Strong safety culture: its importance during the pandemic
A strong safety culture is a key goal for any organisation, because every worker in Australia should always work safe. But with regulations increasingly putting more responsibility on the individual worker and additional pressures being brought on by the pandemic, how can safety professionals and workplaces ensure that safety is kept front of mind?
A strong safety culture can be defined as that which upholds an unwavering commitment to safety. Team members on all levels show unrelenting focus on creating and maintaining a safe workplace and this commitment is evident in the beliefs, values and attitudes of both the organisation and its people. You’ll know you have a strong safety culture when employees do what they need to do to keep themselves and others safe without thinking.

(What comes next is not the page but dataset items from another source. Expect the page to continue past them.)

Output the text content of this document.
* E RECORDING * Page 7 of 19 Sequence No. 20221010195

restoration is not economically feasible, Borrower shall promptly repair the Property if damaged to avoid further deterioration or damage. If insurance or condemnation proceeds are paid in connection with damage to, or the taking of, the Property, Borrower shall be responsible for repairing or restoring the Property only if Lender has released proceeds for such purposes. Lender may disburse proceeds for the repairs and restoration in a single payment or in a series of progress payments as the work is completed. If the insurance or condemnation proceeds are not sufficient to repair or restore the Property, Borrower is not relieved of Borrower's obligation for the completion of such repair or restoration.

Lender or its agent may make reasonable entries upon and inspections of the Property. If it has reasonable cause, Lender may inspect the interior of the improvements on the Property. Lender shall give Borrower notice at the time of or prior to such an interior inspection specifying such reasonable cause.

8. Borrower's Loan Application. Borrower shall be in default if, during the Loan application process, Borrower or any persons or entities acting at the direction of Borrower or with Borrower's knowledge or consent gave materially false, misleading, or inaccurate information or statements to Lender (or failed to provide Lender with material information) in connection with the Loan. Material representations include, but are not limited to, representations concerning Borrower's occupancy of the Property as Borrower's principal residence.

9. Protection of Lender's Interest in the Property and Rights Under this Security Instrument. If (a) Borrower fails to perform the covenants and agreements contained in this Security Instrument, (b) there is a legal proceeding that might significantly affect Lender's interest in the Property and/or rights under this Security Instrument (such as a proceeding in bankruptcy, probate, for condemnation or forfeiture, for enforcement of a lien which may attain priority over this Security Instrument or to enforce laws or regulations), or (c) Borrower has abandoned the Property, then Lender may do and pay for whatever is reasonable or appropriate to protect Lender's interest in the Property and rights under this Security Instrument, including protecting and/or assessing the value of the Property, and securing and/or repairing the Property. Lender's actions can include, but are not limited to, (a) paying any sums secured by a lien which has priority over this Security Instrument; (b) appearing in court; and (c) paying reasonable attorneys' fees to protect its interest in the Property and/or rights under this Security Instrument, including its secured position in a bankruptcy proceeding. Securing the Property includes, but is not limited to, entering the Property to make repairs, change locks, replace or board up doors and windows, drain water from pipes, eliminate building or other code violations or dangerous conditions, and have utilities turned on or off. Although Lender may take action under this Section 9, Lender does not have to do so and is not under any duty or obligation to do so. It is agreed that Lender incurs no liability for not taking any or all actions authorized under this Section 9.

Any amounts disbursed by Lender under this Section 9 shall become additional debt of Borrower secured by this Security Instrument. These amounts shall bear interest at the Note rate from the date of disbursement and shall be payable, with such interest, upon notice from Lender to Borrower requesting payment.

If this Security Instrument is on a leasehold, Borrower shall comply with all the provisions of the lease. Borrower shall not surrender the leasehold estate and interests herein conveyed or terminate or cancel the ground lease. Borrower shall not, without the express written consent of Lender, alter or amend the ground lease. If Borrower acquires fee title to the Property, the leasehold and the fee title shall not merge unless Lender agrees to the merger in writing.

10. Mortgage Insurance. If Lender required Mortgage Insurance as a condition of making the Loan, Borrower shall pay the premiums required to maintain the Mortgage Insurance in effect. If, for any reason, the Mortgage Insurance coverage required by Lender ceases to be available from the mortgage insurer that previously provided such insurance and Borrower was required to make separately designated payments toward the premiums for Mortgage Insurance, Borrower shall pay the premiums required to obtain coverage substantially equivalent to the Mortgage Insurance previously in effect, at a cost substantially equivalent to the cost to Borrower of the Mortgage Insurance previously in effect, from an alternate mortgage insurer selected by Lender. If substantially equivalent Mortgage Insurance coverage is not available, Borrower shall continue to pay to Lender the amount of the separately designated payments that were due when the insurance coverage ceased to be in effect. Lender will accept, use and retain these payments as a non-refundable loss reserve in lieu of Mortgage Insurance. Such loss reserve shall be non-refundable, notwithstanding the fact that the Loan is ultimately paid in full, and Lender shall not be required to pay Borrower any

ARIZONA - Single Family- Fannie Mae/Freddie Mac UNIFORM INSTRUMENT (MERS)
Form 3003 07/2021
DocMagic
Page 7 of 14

It takes time and continued focus to build this type of culture, and relies on a collaborative effort between employee and employer.
A few key fundamentals include:
- a commitment from leadership to making safety a priority;
- clearly defined safety responsibilities for each level within your organisation, including policies, goals and objectives;
- good two-way communication on all levels of the organisation;
- providing ongoing training and support for all team members;
- continuous monitoring and tracking of progress;
- preventing incidents by analysing the working environment and hazards, and uncovering trends.
Management teams need to lead by example and set the bar high. Involving ground-level teams will help build commitment to the process and any changes. It may also provide greater insight into which control measures may be most effective. Often workers will share suggestions for improvements that can positively impact safety behaviours.
Managing competing priorities is part of all businesses, but the challenge of balancing productivity and output with safety is an important one for workplaces to get right. We’ve recently been presented with global supply chain issues, but also accelerated e-commerce. Restrictions placed on physical retail stores has seen many businesses and consumers move to online retailing. According to the Australian Bureau of Statistics, in January 2021, online sales had increased 62.8% compared to January 2020. This undoubtedly puts pressure on logistics and warehousing industries where workers need to do more with less time to meet consumer expectations.
It’s understandable that with this added pressure, you’re also at higher risk of workers cutting corners, unless you reinforce what’s important. It comes back to that leadership commitment to show that working safely is more important than hitting the deadline. Another key to overcoming the challenge of increased pressure is to review manual processes that may slow workers down and to reassess resourcing. When workplaces overcome these challenges and engage their teams to stay safe, there are numerous benefits from having a strong safety culture. Reducing injuries and the cost associated is just one of many.
The most common workplace injuries are due to body stress and falls, trips and slips, and direct costs such as workers compensation claims and legal fees are just the tip of the iceberg. Indirect costs such as lost productivity are estimated to equal up to 10 times greater than direct costs. According to Safe Work Australia, from 2018–2019, more than 114,000 serious workplace injury claims were recorded in Australia, with the majority coming from agriculture, manufacturing, transport and warehousing industries. Aside from saving lives and protecting the operations of the business, having a culture where everyone works safely is likely to result in happier, safer and more productive employees and a better place to work.